Mc 10, 46-52Carême Vendredi 11 mars 2016Année C
« Que veux-tu que je fasse pour toi ? »
Sur la route de Jéricho, un
aveugle crie. La foule les rabroue. Ils se mettent alors à crier encore
plus fort, pour couvrir la voix de ceux qui veulent les faire taire.
Nous vivons à une époque où les cris font partie de la vie. Il y a
quelques semaines, le dimanche de la santé avait pour thème : « Qui
entendra nos cris ? ». Dans notre monde, aujourd’hui, beaucoup de
personnes ne parlent plus, elles crient, pour mieux se faire entendre.
Parmi ces cris, nombreux sont ceux qui incarnent un appel, un appel
vers l’autre, un appel vers Dieu. Oui, il est permis de crier vers Dieu
pour l’appeler face à une détresse personnelle, familiale,
professionnelle, collective.
Vous aurez sans doute remarqué,
en parcourant la Bible, que très souvent la prière se fait cri. Dans le
livre de l’Exode, « Moïse cria vers le Seigneur : ‘’que vais-je faire
de ce peuple ?’’ » (Ex 17,4). Ou encore, dans le psaume 114 : « Le
Seigneur entend le cri de ma prière ; il incline vers moi son oreille
». Dans le 1er livre des Rois : « Nous sommes, Seigneur, ton peuple et
ton héritage (…). Ecoute tes serviteurs toutes les fois qu’ils crieront
vers toi » (1R 8,51). Aujourd’hui, dans le texte proposé pour notre
méditation, l’aveugle de Jéricho doivent couvrir les cris de la foule
qui veut les faire taire.
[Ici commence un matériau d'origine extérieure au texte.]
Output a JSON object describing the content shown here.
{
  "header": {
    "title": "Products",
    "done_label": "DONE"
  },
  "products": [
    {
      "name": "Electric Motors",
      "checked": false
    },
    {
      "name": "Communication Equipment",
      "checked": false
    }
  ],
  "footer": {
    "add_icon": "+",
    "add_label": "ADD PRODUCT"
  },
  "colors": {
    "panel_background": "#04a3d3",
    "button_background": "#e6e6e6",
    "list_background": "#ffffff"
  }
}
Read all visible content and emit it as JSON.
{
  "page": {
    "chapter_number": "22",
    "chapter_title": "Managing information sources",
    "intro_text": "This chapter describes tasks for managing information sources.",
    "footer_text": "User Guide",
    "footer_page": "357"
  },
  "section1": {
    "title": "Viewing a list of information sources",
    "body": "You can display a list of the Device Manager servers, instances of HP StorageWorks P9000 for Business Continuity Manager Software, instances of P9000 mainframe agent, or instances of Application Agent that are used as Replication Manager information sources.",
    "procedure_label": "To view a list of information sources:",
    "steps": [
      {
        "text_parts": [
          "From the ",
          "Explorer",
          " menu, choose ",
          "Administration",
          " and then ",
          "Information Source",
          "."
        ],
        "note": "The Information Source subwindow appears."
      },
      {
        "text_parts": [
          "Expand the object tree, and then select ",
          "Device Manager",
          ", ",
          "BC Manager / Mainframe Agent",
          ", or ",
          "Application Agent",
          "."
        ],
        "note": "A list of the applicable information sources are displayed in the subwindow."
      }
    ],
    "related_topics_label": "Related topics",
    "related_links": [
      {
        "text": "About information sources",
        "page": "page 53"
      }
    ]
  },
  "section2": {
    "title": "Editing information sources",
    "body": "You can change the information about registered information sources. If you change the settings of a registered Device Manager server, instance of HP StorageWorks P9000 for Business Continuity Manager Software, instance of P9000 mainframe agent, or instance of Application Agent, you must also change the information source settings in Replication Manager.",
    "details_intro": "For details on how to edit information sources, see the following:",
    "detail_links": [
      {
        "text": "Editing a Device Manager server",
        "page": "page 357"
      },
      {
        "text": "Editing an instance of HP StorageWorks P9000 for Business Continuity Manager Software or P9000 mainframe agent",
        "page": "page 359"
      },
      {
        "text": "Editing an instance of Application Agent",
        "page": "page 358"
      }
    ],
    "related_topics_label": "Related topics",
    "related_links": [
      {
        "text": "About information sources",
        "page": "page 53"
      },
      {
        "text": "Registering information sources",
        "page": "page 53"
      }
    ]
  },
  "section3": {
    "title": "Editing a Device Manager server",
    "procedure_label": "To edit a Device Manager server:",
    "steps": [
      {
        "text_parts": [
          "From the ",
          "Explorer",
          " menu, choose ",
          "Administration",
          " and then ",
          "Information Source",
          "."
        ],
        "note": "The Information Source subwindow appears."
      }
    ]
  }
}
Nous pourrions citer encore beaucoup
d’exemples : citons-en un dernier, celui du Messie, annoncé comme
silencieux par Isaïe : « Il ne criera pas, il ne haussera pas le ton,
il ne fera pas entendre sa voix au-dehors » (Is 42,2) ; il va
finalement pousser un grand cri sur la croix : « Éloï, Éloï, lema
sabactani ? », ce qui se traduit : « Mon Dieu, mon Dieu, pourquoi
m’as-tu abandonné ? » (Mc 15,34). Ce cri est le point culminant de la
Passion, un cri que l’on pressent tout au long du Carême. Le Christ,
Dieu fait homme, exprime ainsi la prière de toute l’humanité qui crie
vers le Père. En la personne de Jésus se réalise l’alliance entre nos
cris et l’accueil inconditionnel du Père.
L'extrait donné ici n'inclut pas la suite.